As for quantum mechanics, I don't see a lot of relevance for neurological phenomena: the scales of size are just too different. QM tends not to have a big role in anything above the size of molecules.
I largely agree with this (I would say emphatically agree but for the caveats below). I think it extremely unlikely that quantum theory is necessary in any non-trivial way to explain the neurophysiology or neurobiology underlying cognitive processes. But quantum theory is still relevant to discussions on consciousness and free will, even if largely indirectly.
Firstly, quantum theory shows us that classicality is an emergent phenomenon. It is not agreed upon what exactly it is that classical physics emerges from (i.e., what quantum theory is supposed to be or describe, assuming that it is fundamental), but certain results such as the various so-called Bell theorems hold for any and all possible theories regardless.
Secondly, and related to the Bell theorems and similar no-go theorems (CHSH, Kochen–Specker, etc.), have—alongside quantum foundations more generally—forced us to take quite seriously even on an operational level questions which not long ago would have been thought relevant only to philosophers. The ability to make free choices is a prerequisite for the entirety of scientific inquiry. But it was not until the introduction of superdeterminism and choices between other loopholes of Bell inequality violations that we were forced not only to seriously consider the ways in which the capacity to make free rather than somehow predetermined choices became a serious, theoretical and operational issue in fundamental physics. It is possible to deny the validity of any theorem applied to physics or others sciences such as the Bell inequality by denying the capacity of experimentalists to determine experimental or observational conditions. Even those who strongly dislike the implications of violations of Bell’s inequality, however, do not go for this option as an out. It is now much clearer how,and has been made formally more explicit that, if experimenters are not capable of free choices than empirical inquiry is logically baseless and empirical science fruitless:
“The condition that the choice of the experimenters is taken to be a free one means that the experimentalist must be thought to be able to choose them at will, without being unconsciously forced to one or the other choice by some hidden determinism. This condition has an important role in the proof of the theorem. It is often left implicit because of its apparent obviousness. Here it is explicitly stated. But let it be observed that, when all is said and done, it appears as constituting the very condition of the possibility of any empirical science.” (p. 64)
B. d’Espagnat (2006).
On Physics and Philosophy. Princeton University Press.

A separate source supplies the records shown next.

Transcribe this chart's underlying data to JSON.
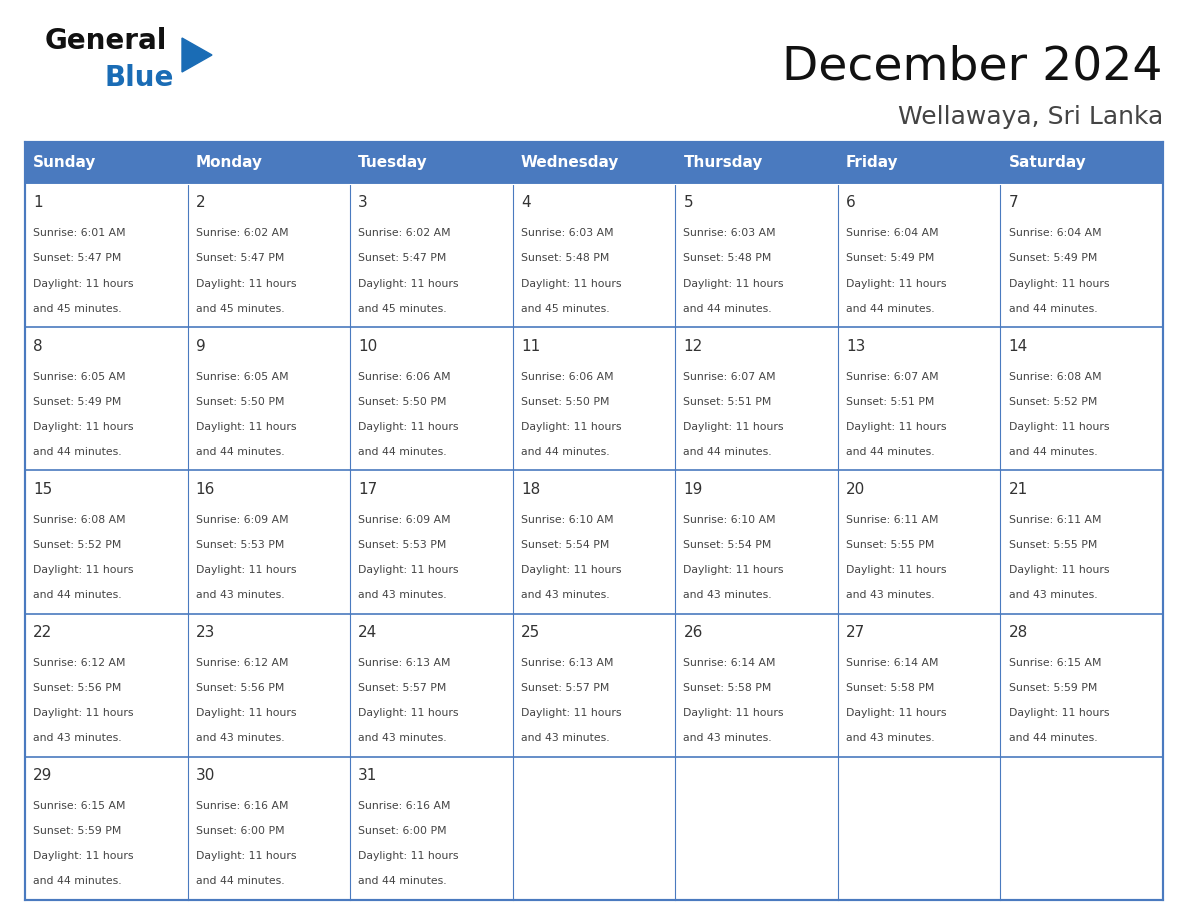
{
  "title": "December 2024",
  "subtitle": "Wellawaya, Sri Lanka",
  "days_of_week": [
    "Sunday",
    "Monday",
    "Tuesday",
    "Wednesday",
    "Thursday",
    "Friday",
    "Saturday"
  ],
  "header_bg_color": "#4a7abf",
  "header_text_color": "#FFFFFF",
  "cell_bg_color": "#FFFFFF",
  "cell_border_color": "#4a7abf",
  "row_separator_color": "#4a7abf",
  "day_number_color": "#333333",
  "cell_text_color": "#444444",
  "title_color": "#111111",
  "subtitle_color": "#444444",
  "logo_general_color": "#111111",
  "logo_blue_color": "#1a6cb5",
  "logo_triangle_color": "#1a6cb5",
  "calendar_data": [
    [
      {
        "day": 1,
        "sunrise": "6:01 AM",
        "sunset": "5:47 PM",
        "daylight": "11 hours and 45 minutes."
      },
      {
        "day": 2,
        "sunrise": "6:02 AM",
        "sunset": "5:47 PM",
        "daylight": "11 hours and 45 minutes."
      },
      {
        "day": 3,
        "sunrise": "6:02 AM",
        "sunset": "5:47 PM",
        "daylight": "11 hours and 45 minutes."
      },
      {
        "day": 4,
        "sunrise": "6:03 AM",
        "sunset": "5:48 PM",
        "daylight": "11 hours and 45 minutes."
      },
      {
        "day": 5,
        "sunrise": "6:03 AM",
        "sunset": "5:48 PM",
        "daylight": "11 hours and 44 minutes."
      },
      {
        "day": 6,
        "sunrise": "6:04 AM",
        "sunset": "5:49 PM",
        "daylight": "11 hours and 44 minutes."
      },
      {
        "day": 7,
        "sunrise": "6:04 AM",
        "sunset": "5:49 PM",
        "daylight": "11 hours and 44 minutes."
      }
    ],
    [
      {
        "day": 8,
        "sunrise": "6:05 AM",
        "sunset": "5:49 PM",
        "daylight": "11 hours and 44 minutes."
      },
      {
        "day": 9,
        "sunrise": "6:05 AM",
        "sunset": "5:50 PM",
        "daylight": "11 hours and 44 minutes."
      },
      {
        "day": 10,
        "sunrise": "6:06 AM",
        "sunset": "5:50 PM",
        "daylight": "11 hours and 44 minutes."
      },
      {
        "day": 11,
        "sunrise": "6:06 AM",
        "sunset": "5:50 PM",
        "daylight": "11 hours and 44 minutes."
      },
      {
        "day": 12,
        "sunrise": "6:07 AM",
        "sunset": "5:51 PM",
        "daylight": "11 hours and 44 minutes."
      },
      {
        "day": 13,
        "sunrise": "6:07 AM",
        "sunset": "5:51 PM",
        "daylight": "11 hours and 44 minutes."
      },
      {
        "day": 14,
        "sunrise": "6:08 AM",
        "sunset": "5:52 PM",
        "daylight": "11 hours and 44 minutes."
      }
    ],
    [
      {
        "day": 15,
        "sunrise": "6:08 AM",
        "sunset": "5:52 PM",
        "daylight": "11 hours and 44 minutes."
      },
      {
        "day": 16,
        "sunrise": "6:09 AM",
        "sunset": "5:53 PM",
        "daylight": "11 hours and 43 minutes."
      },
      {
        "day": 17,
        "sunrise": "6:09 AM",
        "sunset": "5:53 PM",
        "daylight": "11 hours and 43 minutes."
      },
      {
        "day": 18,
        "sunrise": "6:10 AM",
        "sunset": "5:54 PM",
        "daylight": "11 hours and 43 minutes."
      },
      {
        "day": 19,
        "sunrise": "6:10 AM",
        "sunset": "5:54 PM",
        "daylight": "11 hours and 43 minutes."
      },
      {
        "day": 20,
        "sunrise": "6:11 AM",
        "sunset": "5:55 PM",
        "daylight": "11 hours and 43 minutes."
      },
      {
        "day": 21,
        "sunrise": "6:11 AM",
        "sunset": "5:55 PM",
        "daylight": "11 hours and 43 minutes."
      }
    ],
    [
      {
        "day": 22,
        "sunrise": "6:12 AM",
        "sunset": "5:56 PM",
        "daylight": "11 hours and 43 minutes."
      },
      {
        "day": 23,
        "sunrise": "6:12 AM",
        "sunset": "5:56 PM",
        "daylight": "11 hours and 43 minutes."
      },
      {
        "day": 24,
        "sunrise": "6:13 AM",
        "sunset": "5:57 PM",
        "daylight": "11 hours and 43 minutes."
      },
      {
        "day": 25,
        "sunrise": "6:13 AM",
        "sunset": "5:57 PM",
        "daylight": "11 hours and 43 minutes."
      },
      {
        "day": 26,
        "sunrise": "6:14 AM",
        "sunset": "5:58 PM",
        "daylight": "11 hours and 43 minutes."
      },
      {
        "day": 27,
        "sunrise": "6:14 AM",
        "sunset": "5:58 PM",
        "daylight": "11 hours and 43 minutes."
      },
      {
        "day": 28,
        "sunrise": "6:15 AM",
        "sunset": "5:59 PM",
        "daylight": "11 hours and 44 minutes."
      }
    ],
    [
      {
        "day": 29,
        "sunrise": "6:15 AM",
        "sunset": "5:59 PM",
        "daylight": "11 hours and 44 minutes."
      },
      {
        "day": 30,
        "sunrise": "6:16 AM",
        "sunset": "6:00 PM",
        "daylight": "11 hours and 44 minutes."
      },
      {
        "day": 31,
        "sunrise": "6:16 AM",
        "sunset": "6:00 PM",
        "daylight": "11 hours and 44 minutes."
      },
      null,
      null,
      null,
      null
    ]
  ],
  "fig_width": 11.88,
  "fig_height": 9.18
}
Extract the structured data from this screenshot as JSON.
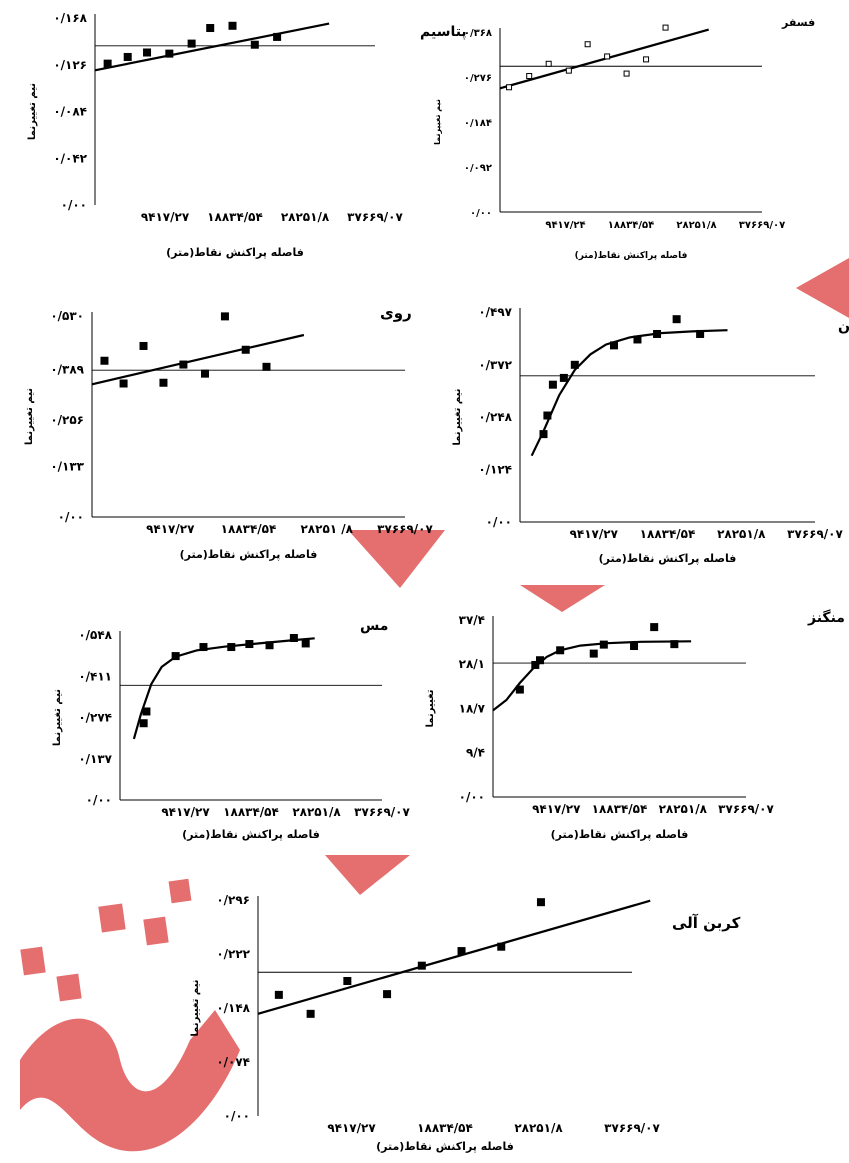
{
  "watermark": {
    "color": "#e05555"
  },
  "chart_data": [
    {
      "id": "potassium",
      "type": "scatter",
      "fit": "linear",
      "title": "پتاسیم",
      "ylabel": "نیم تغییرنما",
      "xlabel": "فاصله پراکنش نقاط(متر)",
      "ytick_labels": [
        "۰/۰۰",
        "۰/۰۴۲",
        "۰/۰۸۴",
        "۰/۱۲۶",
        "۰/۱۶۸"
      ],
      "yticks": [
        0,
        0.042,
        0.084,
        0.126,
        0.168
      ],
      "ylim": [
        0,
        0.168
      ],
      "xtick_labels": [
        "۹۴۱۷/۲۷",
        "۱۸۸۳۴/۵۴",
        "۲۸۲۵۱/۸",
        "۳۷۶۶۹/۰۷"
      ],
      "xticks": [
        9417.27,
        18834.54,
        28251.8,
        37669.07
      ],
      "xlim": [
        0,
        37669.07
      ],
      "sill": 0.143,
      "points": [
        [
          1700,
          0.127
        ],
        [
          4400,
          0.133
        ],
        [
          7000,
          0.137
        ],
        [
          10000,
          0.136
        ],
        [
          13000,
          0.145
        ],
        [
          15500,
          0.159
        ],
        [
          18500,
          0.161
        ],
        [
          21500,
          0.144
        ],
        [
          24500,
          0.151
        ]
      ],
      "line": [
        [
          0,
          0.121
        ],
        [
          31500,
          0.163
        ]
      ],
      "box": false
    },
    {
      "id": "phosphorus",
      "type": "scatter",
      "fit": "linear",
      "title": "فسفر",
      "ylabel": "نیم تغییرنما",
      "xlabel": "فاصله پراکنش نقاط(متر)",
      "ytick_labels": [
        "۰/۰۰",
        "۰/۰۹۲",
        "۰/۱۸۴",
        "۰/۲۷۶",
        "۰/۳۶۸"
      ],
      "yticks": [
        0,
        0.092,
        0.184,
        0.276,
        0.368
      ],
      "ylim": [
        0,
        0.368
      ],
      "xtick_labels": [
        "۹۴۱۷/۲۴",
        "۱۸۸۳۴/۵۴",
        "۲۸۲۵۱/۸",
        "۳۷۶۶۹/۰۷"
      ],
      "xticks": [
        9417.24,
        18834.54,
        28251.8,
        37669.07
      ],
      "xlim": [
        0,
        37669.07
      ],
      "sill": 0.298,
      "points": [
        [
          1300,
          0.255
        ],
        [
          4200,
          0.278
        ],
        [
          7000,
          0.303
        ],
        [
          9900,
          0.289
        ],
        [
          12600,
          0.343
        ],
        [
          15400,
          0.318
        ],
        [
          18200,
          0.283
        ],
        [
          21000,
          0.312
        ],
        [
          23800,
          0.377
        ]
      ],
      "line": [
        [
          0,
          0.253
        ],
        [
          30000,
          0.373
        ]
      ],
      "box": true
    },
    {
      "id": "zinc",
      "type": "scatter",
      "fit": "linear",
      "title": "روی",
      "ylabel": "نیم تغییرنما",
      "xlabel": "فاصله پراکنش نقاط(متر)",
      "ytick_labels": [
        "۰/۰۰",
        "۰/۱۳۳",
        "۰/۲۵۶",
        "۰/۳۸۹",
        "۰/۵۳۰"
      ],
      "yticks": [
        0,
        0.133,
        0.256,
        0.389,
        0.53
      ],
      "ylim": [
        0,
        0.53
      ],
      "xtick_labels": [
        "۹۴۱۷/۲۷",
        "۱۸۸۳۴/۵۴",
        "۲۸۲۵۱ /۸",
        "۳۷۶۶۹/۰۷"
      ],
      "xticks": [
        9417.27,
        18834.54,
        28251.8,
        37669.07
      ],
      "xlim": [
        0,
        37669.07
      ],
      "sill": 0.387,
      "points": [
        [
          1500,
          0.412
        ],
        [
          3800,
          0.352
        ],
        [
          6200,
          0.451
        ],
        [
          8600,
          0.354
        ],
        [
          11000,
          0.402
        ],
        [
          13600,
          0.378
        ],
        [
          16000,
          0.529
        ],
        [
          18500,
          0.441
        ],
        [
          21000,
          0.396
        ]
      ],
      "line": [
        [
          0,
          0.35
        ],
        [
          25500,
          0.48
        ]
      ],
      "box": true
    },
    {
      "id": "iron",
      "type": "scatter",
      "fit": "spherical",
      "title": "آهن",
      "ylabel": "نیم تغییرنما",
      "xlabel": "فاصله پراکنش نقاط(متر)",
      "ytick_labels": [
        "۰/۰۰",
        "۰/۱۲۴",
        "۰/۲۴۸",
        "۰/۳۷۲",
        "۰/۴۹۷"
      ],
      "yticks": [
        0,
        0.124,
        0.248,
        0.372,
        0.497
      ],
      "ylim": [
        0,
        0.497
      ],
      "xtick_labels": [
        "۹۴۱۷/۲۷",
        "۱۸۸۳۴/۵۴",
        "۲۸۲۵۱/۸",
        "۳۷۶۶۹/۰۷"
      ],
      "xticks": [
        9417.27,
        18834.54,
        28251.8,
        37669.07
      ],
      "xlim": [
        0,
        37669.07
      ],
      "sill": 0.346,
      "points": [
        [
          3000,
          0.208
        ],
        [
          3500,
          0.252
        ],
        [
          4200,
          0.325
        ],
        [
          5600,
          0.341
        ],
        [
          7000,
          0.372
        ],
        [
          12000,
          0.418
        ],
        [
          15000,
          0.432
        ],
        [
          17500,
          0.445
        ],
        [
          20000,
          0.48
        ],
        [
          23000,
          0.445
        ]
      ],
      "line": [
        [
          1500,
          0.157
        ],
        [
          3000,
          0.215
        ],
        [
          5000,
          0.3
        ],
        [
          7000,
          0.36
        ],
        [
          9000,
          0.397
        ],
        [
          11000,
          0.42
        ],
        [
          14000,
          0.437
        ],
        [
          18000,
          0.447
        ],
        [
          22000,
          0.451
        ],
        [
          26500,
          0.454
        ]
      ],
      "box": true
    },
    {
      "id": "copper",
      "type": "scatter",
      "fit": "spherical",
      "title": "مس",
      "ylabel": "نیم تغییرنما",
      "xlabel": "فاصله پراکنش نقاط(متر)",
      "ytick_labels": [
        "۰/۰۰",
        "۰/۱۳۷",
        "۰/۲۷۴",
        "۰/۴۱۱",
        "۰/۵۴۸"
      ],
      "yticks": [
        0,
        0.137,
        0.274,
        0.411,
        0.548
      ],
      "ylim": [
        0,
        0.548
      ],
      "xtick_labels": [
        "۹۴۱۷/۲۷",
        "۱۸۸۳۴/۵۴",
        "۲۸۲۵۱/۸",
        "۳۷۶۶۹/۰۷"
      ],
      "xticks": [
        9417.27,
        18834.54,
        28251.8,
        37669.07
      ],
      "xlim": [
        0,
        37669.07
      ],
      "sill": 0.381,
      "points": [
        [
          3400,
          0.255
        ],
        [
          3800,
          0.294
        ],
        [
          8000,
          0.478
        ],
        [
          12000,
          0.508
        ],
        [
          16000,
          0.508
        ],
        [
          18600,
          0.518
        ],
        [
          21500,
          0.514
        ],
        [
          25000,
          0.538
        ],
        [
          26700,
          0.52
        ]
      ],
      "line": [
        [
          2000,
          0.203
        ],
        [
          3000,
          0.285
        ],
        [
          4500,
          0.385
        ],
        [
          6000,
          0.442
        ],
        [
          8000,
          0.476
        ],
        [
          11000,
          0.497
        ],
        [
          15000,
          0.509
        ],
        [
          20000,
          0.52
        ],
        [
          25000,
          0.531
        ],
        [
          28000,
          0.537
        ]
      ],
      "box": true
    },
    {
      "id": "manganese",
      "type": "scatter",
      "fit": "spherical",
      "title": "منگنز",
      "ylabel": "تغییرنما",
      "xlabel": "فاصله پراکنش نقاط(متر)",
      "ytick_labels": [
        "۰/۰۰",
        "۹/۴",
        "۱۸/۷",
        "۲۸/۱",
        "۳۷/۴"
      ],
      "yticks": [
        0,
        9.4,
        18.7,
        28.1,
        37.4
      ],
      "ylim": [
        0,
        37.4
      ],
      "xtick_labels": [
        "۹۴۱۷/۲۷",
        "۱۸۸۳۴/۵۴",
        "۲۸۲۵۱/۸",
        "۳۷۶۶۹/۰۷"
      ],
      "xticks": [
        9417.27,
        18834.54,
        28251.8,
        37669.07
      ],
      "xlim": [
        0,
        37669.07
      ],
      "sill": 28.3,
      "points": [
        [
          4000,
          22.7
        ],
        [
          6300,
          27.9
        ],
        [
          7000,
          28.9
        ],
        [
          10000,
          31.0
        ],
        [
          15000,
          30.3
        ],
        [
          16500,
          32.2
        ],
        [
          21000,
          31.9
        ],
        [
          24000,
          35.9
        ],
        [
          27000,
          32.3
        ]
      ],
      "line": [
        [
          0,
          18.3
        ],
        [
          2000,
          20.5
        ],
        [
          4000,
          24.1
        ],
        [
          6000,
          27.2
        ],
        [
          8000,
          29.6
        ],
        [
          10000,
          31.0
        ],
        [
          13000,
          32.0
        ],
        [
          17000,
          32.5
        ],
        [
          22000,
          32.8
        ],
        [
          29500,
          32.9
        ]
      ],
      "box": true
    },
    {
      "id": "organic-carbon",
      "type": "scatter",
      "fit": "linear",
      "title": "کربن آلی",
      "ylabel": "نیم تغییرنما",
      "xlabel": "فاصله پراکنش نقاط(متر)",
      "ytick_labels": [
        "۰/۰۰",
        "۰/۰۷۴",
        "۰/۱۴۸",
        "۰/۲۲۲",
        "۰/۲۹۶"
      ],
      "yticks": [
        0,
        0.074,
        0.148,
        0.222,
        0.296
      ],
      "ylim": [
        0,
        0.296
      ],
      "xtick_labels": [
        "۹۴۱۷/۲۷",
        "۱۸۸۳۴/۵۴",
        "۲۸۲۵۱/۸",
        "۳۷۶۶۹/۰۷"
      ],
      "xticks": [
        9417.27,
        18834.54,
        28251.8,
        37669.07
      ],
      "xlim": [
        0,
        37669.07
      ],
      "sill": 0.197,
      "points": [
        [
          2100,
          0.166
        ],
        [
          5300,
          0.14
        ],
        [
          9000,
          0.185
        ],
        [
          13000,
          0.167
        ],
        [
          16500,
          0.206
        ],
        [
          20500,
          0.226
        ],
        [
          24500,
          0.232
        ],
        [
          28500,
          0.293
        ]
      ],
      "line": [
        [
          0,
          0.14
        ],
        [
          39500,
          0.295
        ]
      ],
      "box": false
    }
  ]
}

“the existence of such curves would seem to lead to the possibility of logical paradoxes…Of course there is a contradiction only if one assumes a simple notion of free will; but this is not something which can be dropped lightly since the whole of our philosophy of science is based on the assumption that one is free to perform any experiment” (p. 189)
S.W. Hawking & G. F. R. Ellis (1973).
The Large Scale Structure of Space-Time (
Cambridge Monographs on Mathematical Physics). Cambridge University Press.
“Sometimes it is claimed that such a freedom is illusory. Yet, without this freedom all experimental science would be pointless:
To deny the freedom of action of an experimenter
is to deny the meaningfulness of experimental science.” (p. 175; italics in original)
H. Primas (2009). Complementarity of Mind and Matter. In H. Atmanspacher & H. Primas (Eds.)
Recasting Reality: Wolfgang Pauli's Philosophical Ideas and Contemporary Science (pp. 171-209). Springer.
Thirdly, and again relatedly, quantum theory forced us to once again consider our role as observers in physical theory. In classical physics, notions of measurement and observation are external to theory due to the determinate, realist, and objective nature of descriptions of physical systems. This is not so in quantum theory. As a result, we were forced to recognize how far afield we had taken certain assumptions in classical physics and how erroneous were certain extrapolations regarding the relevance of physical laws which hold strictly only for closed, isolated systems to the universe:
“The scientist subconsciously, almost inadvertently, simplifies his problem of understanding Nature by disregarding or cutting out of the picture to be constructed, himself, his own personality, the subject of cognizance.
Inadvertently the thinker steps back into the role of an external observer. This facilitates the task very much. But it leaves gaps, enormous lacunae, leads to paradoxes and antinomies whenever, unaware of this initial renunciation, one tries to find oneself in the picture or to put oneself, one's own thinking and sensing mind, back into the picture.”
Schrödinger, E. (1954). Nature and the Greeks. In E. Schrödinger
'Nature and the Greeks' and 'Science and Humanism' (pp. 1-99). Cambridge University Press.
“The freedom of experimentation, presupposed in classical physics, is of course retained and corresponds to the free choice of experimental arrangement for which the mathematical structure of the quantum mechanical formalism offers the appropriate latitude.”
Bohr, N. (1958).
Atomic Physics and Human Knowledge. John Wiley & Sons.
Other relevancies could be raised, but this post is long enough as is.